I remember in Chicago, the last Winter I was there we had preaching every afternoon. We went out with invitations into saloons, billiard-halls, &c., and we got a large audience there every afternoon, and we had a new minister every day. We wanted to bring in all denominations to keep harmony, and I believe there was one solitary conversion after preaching thirty days. If we had only stuck to one minister I believe we would have done a great work then and there, and if we are going to have successful evangelistic services we cannot be changing speakers every night. And that is why it is best to get a man out of town and all will unite on that one man. I wish we could get rid of this jealousy. If we could unite on one man and support him with our prayers and our money, if it need be, and just work with him, there would be results. I never knew it to fail yet. It is just this party feeling that comes in and prevents the good results we expect. We are afraid this denomination won't like it, and that denomination won't be properly represented.

Then these meetings ought to be made short. I find a great many are killed because they are too long. The minister speaks five minutes, and a minister's five minutes

is always ten, and his ten minutes is always twenty [laughter]; and the result is you preach everybody into the spirit and out of it before the meeting is over. When the people leave they are glad to go home, and ought to go home. Now, you send the people away hungry and they will come back again. There was a man in London who preached in the open air until everybody left him, and somebody said, "Why did you preach so long?" "Oh," said he, “I thought it would be a pity to stop while there was anybody listening." [Laughter.] It is a good deal better to cut right off, then people will come back again to hear.

How to Conduct Prayer Meetings.—I have noticed, said he, in travelling up and down the country, and after mingling with a great many ministers, that it is not the man that can preach the best that is the most successful, but the man that knows how to get his people together to pray. He has more freedom. It is so much easier to preach to an audience that is in full sympathy with you than to those who are criticising all the time.
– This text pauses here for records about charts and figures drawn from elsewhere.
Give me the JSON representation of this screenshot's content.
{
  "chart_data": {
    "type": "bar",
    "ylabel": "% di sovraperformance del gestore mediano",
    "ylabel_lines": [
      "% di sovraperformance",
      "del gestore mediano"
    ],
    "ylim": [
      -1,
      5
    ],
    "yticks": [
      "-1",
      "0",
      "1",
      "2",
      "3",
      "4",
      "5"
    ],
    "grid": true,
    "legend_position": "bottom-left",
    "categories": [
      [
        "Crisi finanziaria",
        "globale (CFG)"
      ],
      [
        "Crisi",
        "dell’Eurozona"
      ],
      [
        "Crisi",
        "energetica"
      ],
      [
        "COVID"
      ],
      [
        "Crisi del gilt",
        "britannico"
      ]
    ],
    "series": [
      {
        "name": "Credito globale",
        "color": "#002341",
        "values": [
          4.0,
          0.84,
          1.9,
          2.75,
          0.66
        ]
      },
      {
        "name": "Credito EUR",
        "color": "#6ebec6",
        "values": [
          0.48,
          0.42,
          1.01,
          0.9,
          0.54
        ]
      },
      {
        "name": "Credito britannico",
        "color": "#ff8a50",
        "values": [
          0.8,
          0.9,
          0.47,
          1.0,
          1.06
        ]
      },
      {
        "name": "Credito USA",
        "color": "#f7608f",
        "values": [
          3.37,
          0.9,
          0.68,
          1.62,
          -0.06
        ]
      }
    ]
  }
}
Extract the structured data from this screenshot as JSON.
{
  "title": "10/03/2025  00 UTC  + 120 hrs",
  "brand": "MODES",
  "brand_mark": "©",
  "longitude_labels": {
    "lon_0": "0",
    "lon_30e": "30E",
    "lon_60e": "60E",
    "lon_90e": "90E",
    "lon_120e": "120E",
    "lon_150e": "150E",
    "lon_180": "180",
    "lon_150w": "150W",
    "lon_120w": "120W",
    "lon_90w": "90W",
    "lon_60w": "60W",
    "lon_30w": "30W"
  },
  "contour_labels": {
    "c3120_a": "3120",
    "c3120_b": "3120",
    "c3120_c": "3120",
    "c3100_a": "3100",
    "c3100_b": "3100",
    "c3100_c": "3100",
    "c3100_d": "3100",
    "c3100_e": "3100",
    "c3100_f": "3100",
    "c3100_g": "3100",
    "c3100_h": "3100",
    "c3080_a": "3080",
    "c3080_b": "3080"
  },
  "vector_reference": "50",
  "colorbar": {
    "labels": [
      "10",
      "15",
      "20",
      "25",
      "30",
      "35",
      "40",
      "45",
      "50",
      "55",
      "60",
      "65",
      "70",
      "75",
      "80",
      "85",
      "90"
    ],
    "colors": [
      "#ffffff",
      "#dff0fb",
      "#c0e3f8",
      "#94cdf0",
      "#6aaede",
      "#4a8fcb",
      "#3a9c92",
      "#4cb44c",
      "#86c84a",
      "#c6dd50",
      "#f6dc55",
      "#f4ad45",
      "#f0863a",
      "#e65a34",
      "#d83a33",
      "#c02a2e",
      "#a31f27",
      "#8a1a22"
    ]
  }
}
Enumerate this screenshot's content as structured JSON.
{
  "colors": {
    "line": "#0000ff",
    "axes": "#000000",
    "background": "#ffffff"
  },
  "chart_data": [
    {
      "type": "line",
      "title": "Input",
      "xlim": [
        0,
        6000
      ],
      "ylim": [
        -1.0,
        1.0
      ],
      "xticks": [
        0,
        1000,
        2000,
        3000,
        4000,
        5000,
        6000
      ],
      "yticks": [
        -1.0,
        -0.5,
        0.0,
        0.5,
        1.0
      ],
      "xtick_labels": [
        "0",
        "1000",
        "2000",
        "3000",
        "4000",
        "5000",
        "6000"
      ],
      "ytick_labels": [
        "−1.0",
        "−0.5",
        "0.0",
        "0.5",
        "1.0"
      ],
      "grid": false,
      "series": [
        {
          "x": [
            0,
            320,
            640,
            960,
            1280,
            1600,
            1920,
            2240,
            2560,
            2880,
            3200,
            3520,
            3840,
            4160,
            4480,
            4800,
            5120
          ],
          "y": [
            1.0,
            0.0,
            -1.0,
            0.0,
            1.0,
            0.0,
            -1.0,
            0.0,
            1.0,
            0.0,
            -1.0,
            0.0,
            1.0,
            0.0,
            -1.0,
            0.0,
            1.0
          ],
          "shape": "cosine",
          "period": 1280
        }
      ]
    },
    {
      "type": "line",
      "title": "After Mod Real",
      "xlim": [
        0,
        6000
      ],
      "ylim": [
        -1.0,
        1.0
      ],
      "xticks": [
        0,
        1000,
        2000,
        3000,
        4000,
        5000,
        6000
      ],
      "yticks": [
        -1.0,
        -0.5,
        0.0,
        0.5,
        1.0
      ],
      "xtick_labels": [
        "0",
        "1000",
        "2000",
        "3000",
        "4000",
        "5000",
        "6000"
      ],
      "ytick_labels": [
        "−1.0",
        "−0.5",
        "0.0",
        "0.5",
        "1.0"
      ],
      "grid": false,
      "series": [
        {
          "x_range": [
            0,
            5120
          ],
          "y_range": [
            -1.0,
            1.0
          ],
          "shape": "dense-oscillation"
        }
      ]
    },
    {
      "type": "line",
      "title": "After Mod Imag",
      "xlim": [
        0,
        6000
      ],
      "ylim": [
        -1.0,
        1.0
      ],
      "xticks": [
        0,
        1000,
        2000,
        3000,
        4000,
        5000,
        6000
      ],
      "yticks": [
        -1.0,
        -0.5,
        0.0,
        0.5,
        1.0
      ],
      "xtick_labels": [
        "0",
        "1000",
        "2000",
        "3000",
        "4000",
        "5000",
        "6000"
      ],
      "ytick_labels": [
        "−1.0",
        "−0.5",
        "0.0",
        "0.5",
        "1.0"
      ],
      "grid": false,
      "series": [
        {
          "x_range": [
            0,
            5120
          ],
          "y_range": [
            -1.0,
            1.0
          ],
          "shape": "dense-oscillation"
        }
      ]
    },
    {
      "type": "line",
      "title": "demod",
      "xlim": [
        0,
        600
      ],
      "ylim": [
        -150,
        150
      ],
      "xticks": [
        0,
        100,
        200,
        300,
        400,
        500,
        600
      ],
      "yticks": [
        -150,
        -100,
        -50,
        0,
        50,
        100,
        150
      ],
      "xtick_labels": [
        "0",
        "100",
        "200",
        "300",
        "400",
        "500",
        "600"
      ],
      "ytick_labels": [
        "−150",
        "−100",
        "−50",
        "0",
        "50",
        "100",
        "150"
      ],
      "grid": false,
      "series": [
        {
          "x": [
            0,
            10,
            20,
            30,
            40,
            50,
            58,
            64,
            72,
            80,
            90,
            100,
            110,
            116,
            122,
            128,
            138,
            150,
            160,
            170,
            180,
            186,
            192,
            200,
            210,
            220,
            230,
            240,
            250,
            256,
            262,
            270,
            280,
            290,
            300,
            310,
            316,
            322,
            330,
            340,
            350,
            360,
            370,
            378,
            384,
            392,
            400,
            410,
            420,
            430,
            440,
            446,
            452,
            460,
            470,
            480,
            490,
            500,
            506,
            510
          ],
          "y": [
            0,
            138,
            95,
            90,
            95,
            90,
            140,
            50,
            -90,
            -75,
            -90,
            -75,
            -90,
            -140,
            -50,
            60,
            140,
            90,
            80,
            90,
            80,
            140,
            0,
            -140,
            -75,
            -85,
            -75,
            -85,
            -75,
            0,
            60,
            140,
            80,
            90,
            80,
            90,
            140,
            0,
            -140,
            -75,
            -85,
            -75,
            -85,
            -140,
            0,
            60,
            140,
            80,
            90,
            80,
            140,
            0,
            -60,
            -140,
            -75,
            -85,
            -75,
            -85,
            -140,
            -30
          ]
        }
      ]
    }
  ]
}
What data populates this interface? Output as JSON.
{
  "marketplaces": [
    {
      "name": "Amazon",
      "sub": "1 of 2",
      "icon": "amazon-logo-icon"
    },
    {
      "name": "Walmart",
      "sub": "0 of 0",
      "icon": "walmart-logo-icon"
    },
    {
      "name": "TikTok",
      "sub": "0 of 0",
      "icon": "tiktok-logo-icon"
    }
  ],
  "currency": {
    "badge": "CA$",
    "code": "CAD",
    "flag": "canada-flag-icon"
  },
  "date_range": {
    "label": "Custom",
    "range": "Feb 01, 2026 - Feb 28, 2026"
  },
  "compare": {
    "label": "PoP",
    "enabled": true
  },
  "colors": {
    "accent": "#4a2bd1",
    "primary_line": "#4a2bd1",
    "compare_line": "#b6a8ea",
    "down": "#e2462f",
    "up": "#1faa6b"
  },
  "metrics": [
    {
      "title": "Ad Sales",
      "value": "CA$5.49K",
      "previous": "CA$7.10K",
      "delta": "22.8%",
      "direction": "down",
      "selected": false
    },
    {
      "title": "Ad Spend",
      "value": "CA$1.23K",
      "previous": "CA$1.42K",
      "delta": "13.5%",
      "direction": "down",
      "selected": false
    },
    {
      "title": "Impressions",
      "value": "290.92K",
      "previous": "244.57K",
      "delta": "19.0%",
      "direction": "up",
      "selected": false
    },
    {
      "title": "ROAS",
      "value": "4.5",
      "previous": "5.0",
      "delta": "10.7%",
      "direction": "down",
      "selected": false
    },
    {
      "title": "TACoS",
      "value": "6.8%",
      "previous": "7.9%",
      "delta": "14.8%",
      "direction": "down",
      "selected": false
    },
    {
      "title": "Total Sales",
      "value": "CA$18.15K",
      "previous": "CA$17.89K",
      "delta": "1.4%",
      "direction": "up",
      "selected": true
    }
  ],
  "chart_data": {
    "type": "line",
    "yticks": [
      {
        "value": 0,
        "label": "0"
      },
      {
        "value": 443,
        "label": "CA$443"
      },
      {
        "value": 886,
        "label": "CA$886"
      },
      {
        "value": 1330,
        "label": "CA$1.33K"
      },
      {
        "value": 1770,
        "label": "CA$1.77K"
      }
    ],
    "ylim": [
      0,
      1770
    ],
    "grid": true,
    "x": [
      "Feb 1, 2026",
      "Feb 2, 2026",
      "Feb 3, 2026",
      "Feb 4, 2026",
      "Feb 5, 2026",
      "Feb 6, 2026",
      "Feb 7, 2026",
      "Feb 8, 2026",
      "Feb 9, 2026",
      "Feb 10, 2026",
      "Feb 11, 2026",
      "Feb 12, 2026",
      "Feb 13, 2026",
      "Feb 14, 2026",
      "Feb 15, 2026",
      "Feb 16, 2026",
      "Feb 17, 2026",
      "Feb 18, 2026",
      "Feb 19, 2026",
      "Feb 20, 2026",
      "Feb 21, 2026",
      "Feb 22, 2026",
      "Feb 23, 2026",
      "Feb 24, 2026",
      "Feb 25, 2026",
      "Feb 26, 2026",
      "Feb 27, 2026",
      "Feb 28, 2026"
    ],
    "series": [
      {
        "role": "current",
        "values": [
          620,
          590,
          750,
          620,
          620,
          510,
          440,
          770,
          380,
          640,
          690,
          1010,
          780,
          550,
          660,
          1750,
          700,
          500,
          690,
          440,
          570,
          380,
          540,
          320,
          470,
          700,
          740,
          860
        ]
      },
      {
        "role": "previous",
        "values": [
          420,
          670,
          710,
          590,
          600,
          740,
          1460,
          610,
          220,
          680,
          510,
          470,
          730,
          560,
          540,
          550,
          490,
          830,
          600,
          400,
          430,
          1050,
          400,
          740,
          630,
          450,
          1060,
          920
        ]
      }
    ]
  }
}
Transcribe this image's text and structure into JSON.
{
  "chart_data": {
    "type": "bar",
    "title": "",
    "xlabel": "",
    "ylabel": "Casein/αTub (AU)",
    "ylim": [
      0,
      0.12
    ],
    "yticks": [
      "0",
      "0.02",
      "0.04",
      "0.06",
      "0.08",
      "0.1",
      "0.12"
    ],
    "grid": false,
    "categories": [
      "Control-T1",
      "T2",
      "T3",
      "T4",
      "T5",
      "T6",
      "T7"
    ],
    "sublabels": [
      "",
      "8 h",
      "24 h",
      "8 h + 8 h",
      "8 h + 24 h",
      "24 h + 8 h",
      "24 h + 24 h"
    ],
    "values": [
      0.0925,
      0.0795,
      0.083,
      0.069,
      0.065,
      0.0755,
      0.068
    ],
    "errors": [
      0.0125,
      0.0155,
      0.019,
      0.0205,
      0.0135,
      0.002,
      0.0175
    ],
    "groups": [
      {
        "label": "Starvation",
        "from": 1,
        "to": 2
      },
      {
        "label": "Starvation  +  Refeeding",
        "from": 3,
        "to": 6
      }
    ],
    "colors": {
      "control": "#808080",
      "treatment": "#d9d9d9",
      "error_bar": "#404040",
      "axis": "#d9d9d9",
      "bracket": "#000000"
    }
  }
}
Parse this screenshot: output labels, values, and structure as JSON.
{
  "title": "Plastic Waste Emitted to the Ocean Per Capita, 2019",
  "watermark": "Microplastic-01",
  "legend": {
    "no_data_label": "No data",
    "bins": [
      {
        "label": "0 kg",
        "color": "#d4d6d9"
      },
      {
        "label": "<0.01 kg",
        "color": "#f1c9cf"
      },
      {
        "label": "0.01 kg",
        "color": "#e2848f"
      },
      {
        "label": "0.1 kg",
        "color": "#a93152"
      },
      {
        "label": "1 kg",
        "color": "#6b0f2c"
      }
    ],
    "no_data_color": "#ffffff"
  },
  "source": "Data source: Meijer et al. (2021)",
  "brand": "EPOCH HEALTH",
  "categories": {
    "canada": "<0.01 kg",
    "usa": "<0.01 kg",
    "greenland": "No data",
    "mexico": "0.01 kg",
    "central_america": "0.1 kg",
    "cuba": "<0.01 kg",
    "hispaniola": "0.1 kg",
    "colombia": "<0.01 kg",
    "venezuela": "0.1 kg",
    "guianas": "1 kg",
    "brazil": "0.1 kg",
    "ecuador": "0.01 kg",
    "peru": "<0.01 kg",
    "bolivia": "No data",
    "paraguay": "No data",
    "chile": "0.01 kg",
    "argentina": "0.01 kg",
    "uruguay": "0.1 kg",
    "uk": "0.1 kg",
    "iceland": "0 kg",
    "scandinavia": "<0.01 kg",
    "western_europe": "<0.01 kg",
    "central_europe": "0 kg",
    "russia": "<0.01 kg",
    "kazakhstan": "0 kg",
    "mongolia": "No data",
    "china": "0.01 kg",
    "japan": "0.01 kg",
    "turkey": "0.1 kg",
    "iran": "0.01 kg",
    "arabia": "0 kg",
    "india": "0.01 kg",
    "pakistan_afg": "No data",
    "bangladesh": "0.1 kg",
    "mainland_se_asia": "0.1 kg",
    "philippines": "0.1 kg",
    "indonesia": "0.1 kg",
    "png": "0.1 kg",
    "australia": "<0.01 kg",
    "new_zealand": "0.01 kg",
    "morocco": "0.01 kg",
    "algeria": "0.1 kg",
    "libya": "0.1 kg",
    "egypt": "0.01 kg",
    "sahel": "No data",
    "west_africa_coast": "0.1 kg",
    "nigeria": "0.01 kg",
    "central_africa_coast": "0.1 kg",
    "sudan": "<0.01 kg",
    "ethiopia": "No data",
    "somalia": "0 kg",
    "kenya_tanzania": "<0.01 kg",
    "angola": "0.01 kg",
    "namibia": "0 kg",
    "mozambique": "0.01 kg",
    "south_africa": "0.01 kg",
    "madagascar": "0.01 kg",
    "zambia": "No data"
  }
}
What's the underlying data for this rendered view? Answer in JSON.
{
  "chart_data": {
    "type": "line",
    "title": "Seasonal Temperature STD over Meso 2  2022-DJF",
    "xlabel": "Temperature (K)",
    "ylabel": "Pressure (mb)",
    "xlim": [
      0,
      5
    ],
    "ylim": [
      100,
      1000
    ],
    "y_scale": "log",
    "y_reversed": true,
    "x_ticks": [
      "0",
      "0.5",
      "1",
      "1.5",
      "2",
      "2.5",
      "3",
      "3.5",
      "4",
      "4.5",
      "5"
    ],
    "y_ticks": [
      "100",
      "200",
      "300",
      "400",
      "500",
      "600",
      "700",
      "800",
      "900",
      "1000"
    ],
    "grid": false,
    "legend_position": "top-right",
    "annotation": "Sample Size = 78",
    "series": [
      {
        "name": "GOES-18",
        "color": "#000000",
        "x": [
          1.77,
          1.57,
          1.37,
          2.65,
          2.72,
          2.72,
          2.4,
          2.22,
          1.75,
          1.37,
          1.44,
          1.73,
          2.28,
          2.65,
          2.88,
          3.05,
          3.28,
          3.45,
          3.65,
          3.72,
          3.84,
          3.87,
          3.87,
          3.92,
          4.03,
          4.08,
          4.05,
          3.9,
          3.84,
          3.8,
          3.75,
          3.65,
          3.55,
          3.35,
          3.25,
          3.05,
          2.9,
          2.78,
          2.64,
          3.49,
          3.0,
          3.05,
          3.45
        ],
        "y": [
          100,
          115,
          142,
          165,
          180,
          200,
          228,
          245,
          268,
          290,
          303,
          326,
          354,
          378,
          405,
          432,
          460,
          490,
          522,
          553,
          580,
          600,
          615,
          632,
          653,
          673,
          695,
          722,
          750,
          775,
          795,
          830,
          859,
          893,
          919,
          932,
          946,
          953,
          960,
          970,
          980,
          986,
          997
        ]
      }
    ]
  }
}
It chills your heart through and through. Now, if we could only have our prayer-meetings what they ought to be, and people go, not out of any sense of duty but because they delight to go, it would be a great help to a minister in his Sunday services. Now, I find it a great help in prayer-meetings to get the people right up close together, and then get myself right down among them. I believe many a meeting is lost by the people being scattered.

Another important thing is to see that the ventilation is all right. Sometimes I have been in rooms where I think the air must have been in there five or six years. You cannot always trust the janitors to take care of it. The people get sleepy, and you think it is your fault. Very often such a thing is the fault of bad ventilation.